I've been reading more than usual. Much more. I brought one book with me, lent to me by a friend just before I left, as well as an old Nook that I can use to download library ebooks. But I haven't needed to download any books aside from one that was stored on it already, because I've discovered a surprisingly extensive library both at the visitor center and at the Coldfoot Camp staff lounge.
The visitor center library is entirely comprised of books related to Alaska and the Arctic in general, but the Coldfoot staff library is more eclectic.
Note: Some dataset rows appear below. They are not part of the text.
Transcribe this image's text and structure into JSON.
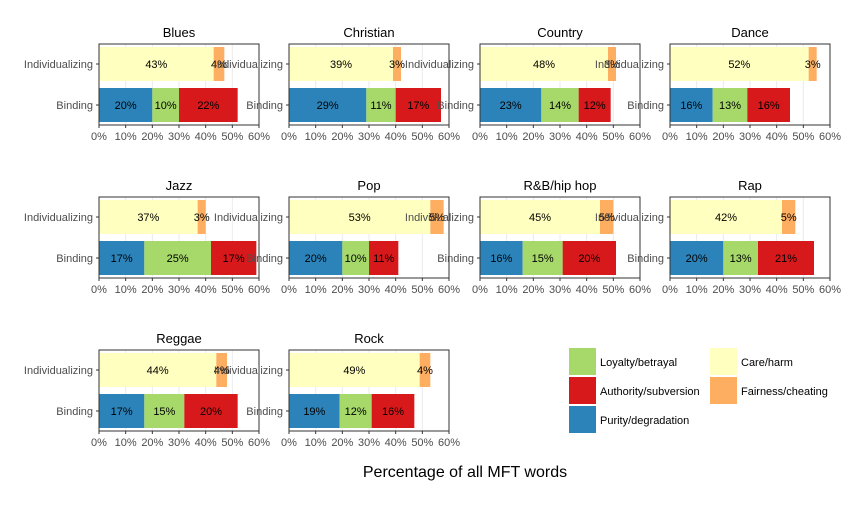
{
  "chart_data": {
    "type": "bar",
    "orientation": "horizontal",
    "stacked": true,
    "xlabel": "Percentage of all MFT words",
    "categories": [
      "Individualizing",
      "Binding"
    ],
    "x_ticks": [
      "0%",
      "10%",
      "20%",
      "30%",
      "40%",
      "50%",
      "60%"
    ],
    "xlim": [
      0,
      60
    ],
    "grid": true,
    "legend_position": "bottom-right",
    "colors": {
      "Care/harm": "#FFFFBF",
      "Fairness/cheating": "#FDAE61",
      "Loyalty/betrayal": "#A6D96A",
      "Authority/subversion": "#D7191C",
      "Purity/degradation": "#2B83BA"
    },
    "legend": [
      {
        "name": "Loyalty/betrayal",
        "color": "#A6D96A"
      },
      {
        "name": "Authority/subversion",
        "color": "#D7191C"
      },
      {
        "name": "Purity/degradation",
        "color": "#2B83BA"
      },
      {
        "name": "Care/harm",
        "color": "#FFFFBF"
      },
      {
        "name": "Fairness/cheating",
        "color": "#FDAE61"
      }
    ],
    "panels": [
      {
        "title": "Blues",
        "Individualizing": [
          {
            "name": "Care/harm",
            "value": 43,
            "label": "43%"
          },
          {
            "name": "Fairness/cheating",
            "value": 4,
            "label": "4%"
          }
        ],
        "Binding": [
          {
            "name": "Purity/degradation",
            "value": 20,
            "label": "20%"
          },
          {
            "name": "Loyalty/betrayal",
            "value": 10,
            "label": "10%"
          },
          {
            "name": "Authority/subversion",
            "value": 22,
            "label": "22%"
          }
        ]
      },
      {
        "title": "Christian",
        "Individualizing": [
          {
            "name": "Care/harm",
            "value": 39,
            "label": "39%"
          },
          {
            "name": "Fairness/cheating",
            "value": 3,
            "label": "3%"
          }
        ],
        "Binding": [
          {
            "name": "Purity/degradation",
            "value": 29,
            "label": "29%"
          },
          {
            "name": "Loyalty/betrayal",
            "value": 11,
            "label": "11%"
          },
          {
            "name": "Authority/subversion",
            "value": 17,
            "label": "17%"
          }
        ]
      },
      {
        "title": "Country",
        "Individualizing": [
          {
            "name": "Care/harm",
            "value": 48,
            "label": "48%"
          },
          {
            "name": "Fairness/cheating",
            "value": 3,
            "label": "3%"
          }
        ],
        "Binding": [
          {
            "name": "Purity/degradation",
            "value": 23,
            "label": "23%"
          },
          {
            "name": "Loyalty/betrayal",
            "value": 14,
            "label": "14%"
          },
          {
            "name": "Authority/subversion",
            "value": 12,
            "label": "12%"
          }
        ]
      },
      {
        "title": "Dance",
        "Individualizing": [
          {
            "name": "Care/harm",
            "value": 52,
            "label": "52%"
          },
          {
            "name": "Fairness/cheating",
            "value": 3,
            "label": "3%"
          }
        ],
        "Binding": [
          {
            "name": "Purity/degradation",
            "value": 16,
            "label": "16%"
          },
          {
            "name": "Loyalty/betrayal",
            "value": 13,
            "label": "13%"
          },
          {
            "name": "Authority/subversion",
            "value": 16,
            "label": "16%"
          }
        ]
      },
      {
        "title": "Jazz",
        "Individualizing": [
          {
            "name": "Care/harm",
            "value": 37,
            "label": "37%"
          },
          {
            "name": "Fairness/cheating",
            "value": 3,
            "label": "3%"
          }
        ],
        "Binding": [
          {
            "name": "Purity/degradation",
            "value": 17,
            "label": "17%"
          },
          {
            "name": "Loyalty/betrayal",
            "value": 25,
            "label": "25%"
          },
          {
            "name": "Authority/subversion",
            "value": 17,
            "label": "17%"
          }
        ]
      },
      {
        "title": "Pop",
        "Individualizing": [
          {
            "name": "Care/harm",
            "value": 53,
            "label": "53%"
          },
          {
            "name": "Fairness/cheating",
            "value": 5,
            "label": "5%"
          }
        ],
        "Binding": [
          {
            "name": "Purity/degradation",
            "value": 20,
            "label": "20%"
          },
          {
            "name": "Loyalty/betrayal",
            "value": 10,
            "label": "10%"
          },
          {
            "name": "Authority/subversion",
            "value": 11,
            "label": "11%"
          }
        ]
      },
      {
        "title": "R&B/hip hop",
        "Individualizing": [
          {
            "name": "Care/harm",
            "value": 45,
            "label": "45%"
          },
          {
            "name": "Fairness/cheating",
            "value": 5,
            "label": "5%"
          }
        ],
        "Binding": [
          {
            "name": "Purity/degradation",
            "value": 16,
            "label": "16%"
          },
          {
            "name": "Loyalty/betrayal",
            "value": 15,
            "label": "15%"
          },
          {
            "name": "Authority/subversion",
            "value": 20,
            "label": "20%"
          }
        ]
      },
      {
        "title": "Rap",
        "Individualizing": [
          {
            "name": "Care/harm",
            "value": 42,
            "label": "42%"
          },
          {
            "name": "Fairness/cheating",
            "value": 5,
            "label": "5%"
          }
        ],
        "Binding": [
          {
            "name": "Purity/degradation",
            "value": 20,
            "label": "20%"
          },
          {
            "name": "Loyalty/betrayal",
            "value": 13,
            "label": "13%"
          },
          {
            "name": "Authority/subversion",
            "value": 21,
            "label": "21%"
          }
        ]
      },
      {
        "title": "Reggae",
        "Individualizing": [
          {
            "name": "Care/harm",
            "value": 44,
            "label": "44%"
          },
          {
            "name": "Fairness/cheating",
            "value": 4,
            "label": "4%"
          }
        ],
        "Binding": [
          {
            "name": "Purity/degradation",
            "value": 17,
            "label": "17%"
          },
          {
            "name": "Loyalty/betrayal",
            "value": 15,
            "label": "15%"
          },
          {
            "name": "Authority/subversion",
            "value": 20,
            "label": "20%"
          }
        ]
      },
      {
        "title": "Rock",
        "Individualizing": [
          {
            "name": "Care/harm",
            "value": 49,
            "label": "49%"
          },
          {
            "name": "Fairness/cheating",
            "value": 4,
            "label": "4%"
          }
        ],
        "Binding": [
          {
            "name": "Purity/degradation",
            "value": 19,
            "label": "19%"
          },
          {
            "name": "Loyalty/betrayal",
            "value": 12,
            "label": "12%"
          },
          {
            "name": "Authority/subversion",
            "value": 16,
            "label": "16%"
          }
        ]
      }
    ]
  }
}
Both essentially use the honor system for borrowing and returning, although the visitor center library does require us to sign out the books we borrow.
Here, then, is a list of the books I've read since I got on the plane from Buffalo, and my thoughts on each:
1) Monster by A. Lee Martinez - A fun and funny adventure set in a magical version of a modern-day American city. It strongly reminded me of novels by Christopher Moore, which I loved in high school and college, but I feel like I've grown out of since then. Despite that, it was a nice reprieve from the more serious books I've read or tried to read lately, and a pleasant reminder of the fun I had with Mr. Moore's books.
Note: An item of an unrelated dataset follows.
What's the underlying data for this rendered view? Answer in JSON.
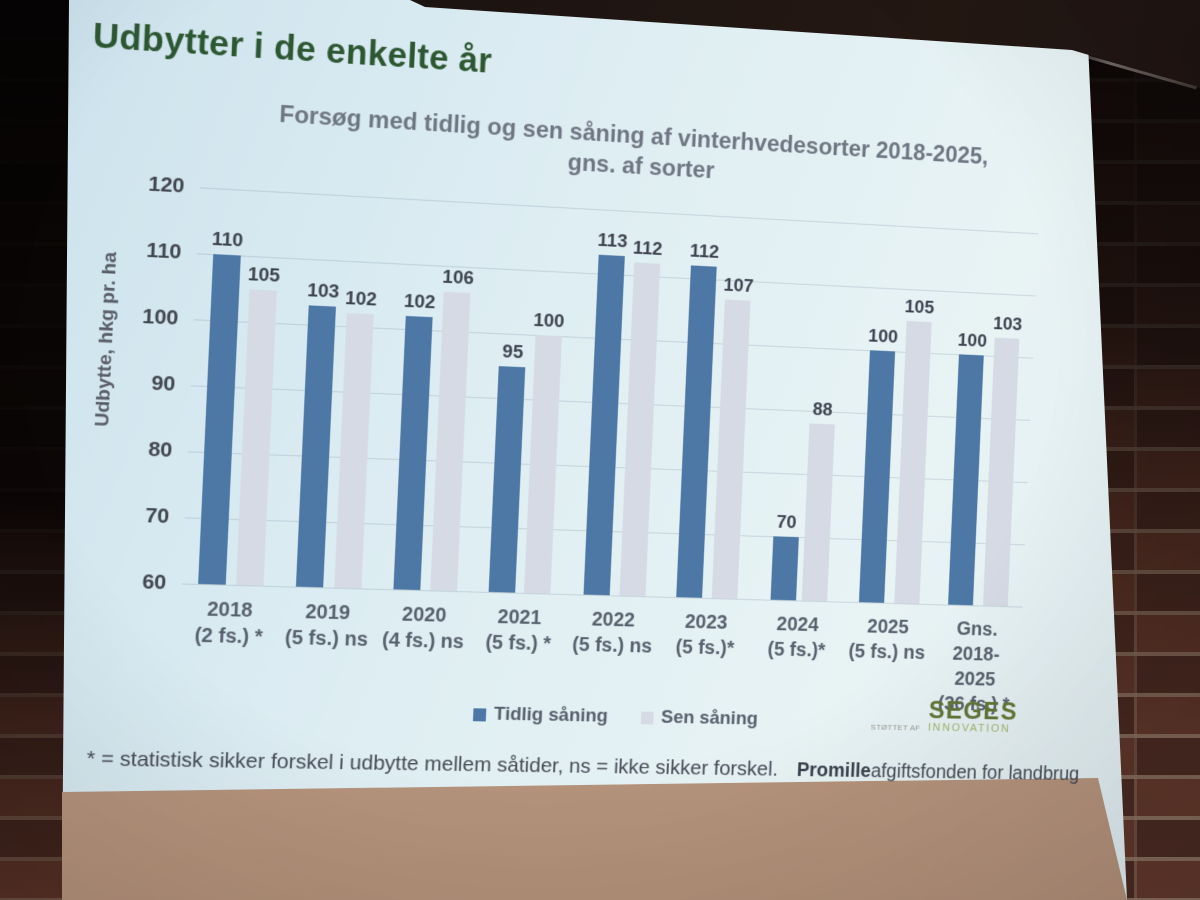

2) The Immortal Life of Henrietta Lacks by Rebecca Skloot - A true story of science, race, poverty, and almost unbelievable fortune/misfortune, depending on your point of view. Very well-written, engaging, and something I was long overdue in reading.
3) Shadows on the Koyukuk by Sydney Huntington, as told to Jim Reardon - the first book I read about Alaska since arriving here, and well worth the read. Sydney Huntington, still living as I write this, turned 100 years old this May, and grew up hunting and trapping with his father in the Koyukuk River Valley region of Interior Alaska. His stories are wonderful, and I don't think you can find ones like his anywhere else.
4) Arctic Village by Robert Marshall - a book entirely about the community of Wiseman, as observed by Marshall in 1930 and 1931. Marshall was convinced that the residents of Wiseman were the happiest people on Earth, and explored every aspect of their lives he found of interest through extensive interviews while living with them for a year. His phrasing and attitudes are dated, to be sure, but he seems to have been earnest and relatively progressive for his time. A unique historical artifact, if nothing else.
5) Arctic Dreams by Barry Lopez - An exploration of the Arctic as a whole, from Alaska to the northern Canadian islands, Greenland, northern Scandinavia, Russia, and back again. Lopez discusses the environment, wildlife, and human history from the first ancient peoples to early European exploration and modern industrial development. Very informative, with prose ranging from plain to poetic.
6) The Name of the Wind by Patrick Rothfuss - A high fantasy novel, and one that is hard to put down for reasons I can't entirely explain. It is the autobiography of Kvothe the Kingkiller, a man of legend, fallen on hard times for mysterious reasons. The first book in a yet-unfinished trilogy.
7) Wildwood by Colin Meloy - The story of a young girl, living in Portland, whose baby brother is kidnapped by crows and taken to The Impassable Wilderness, known to its residents as Wildwood. She, naturally, sets off to rescue him and has many adventures. Colin Meloy, incidentally, is the lead singer and songwriter for The Decemberists, and if you're familiar with their music, you know what you're in for with this book.
8) The Wise Man's Fear by Patrick Rothfuss - Second in the Kvothe series, at least as good as the first, but more surreal at times.
9) The Monkey Wrench Gang by Edward Abbey - A modern classic in certain circles, it inspired a wave of environmental activism in the 1970s focusing on halting development in wilderness areas by sabotaging the machinery and structures involved in the process. It takes place in the American Southwest, which I have fond memories of, and while I couldn't easily identify with any of the characters or their actions, I understood their motivations and enjoyed their adventures.
10) Neuromancer by William Gibson - A classic of cyberpunk sci-fi, as important to the literature as Asimov's I, Robot. Difficult to understand at first, but engaging through the end, and a satisfying read overall. Probably worth reading again to catch what I'm sure I missed.
At the moment, I'm in the middle of two books: Jane Eyre by Charlotte Brontë, and Walking my Dog, Jane by Ned Rozell. (Huh, two Jane books, just noticed that.) The first is a classic of English literature, and I find myself enjoying it more thoroughly than I expected at first. The second is by a science journalist who lives in Fairbanks, who once stopped in to the visitor center and signed each copy of his book we had on our bookstore shelves. The book is a chronicle of a walk he took with his dog along the entire Trans-Alaska Pipeline. In it, he stops in Coldfoot and Wiseman, and records conversations with people known quite well to some of the visitor center staff.
I've had days where I've done almost nothing but read (Wildwood was read in the span of 24 hours), and there wasn't much else to do this past week, when smoke filled our little valley from distant wildfires for six straight days. But yesterday and today we've had clear skies, and I'm quite glad for it. Time to go outside!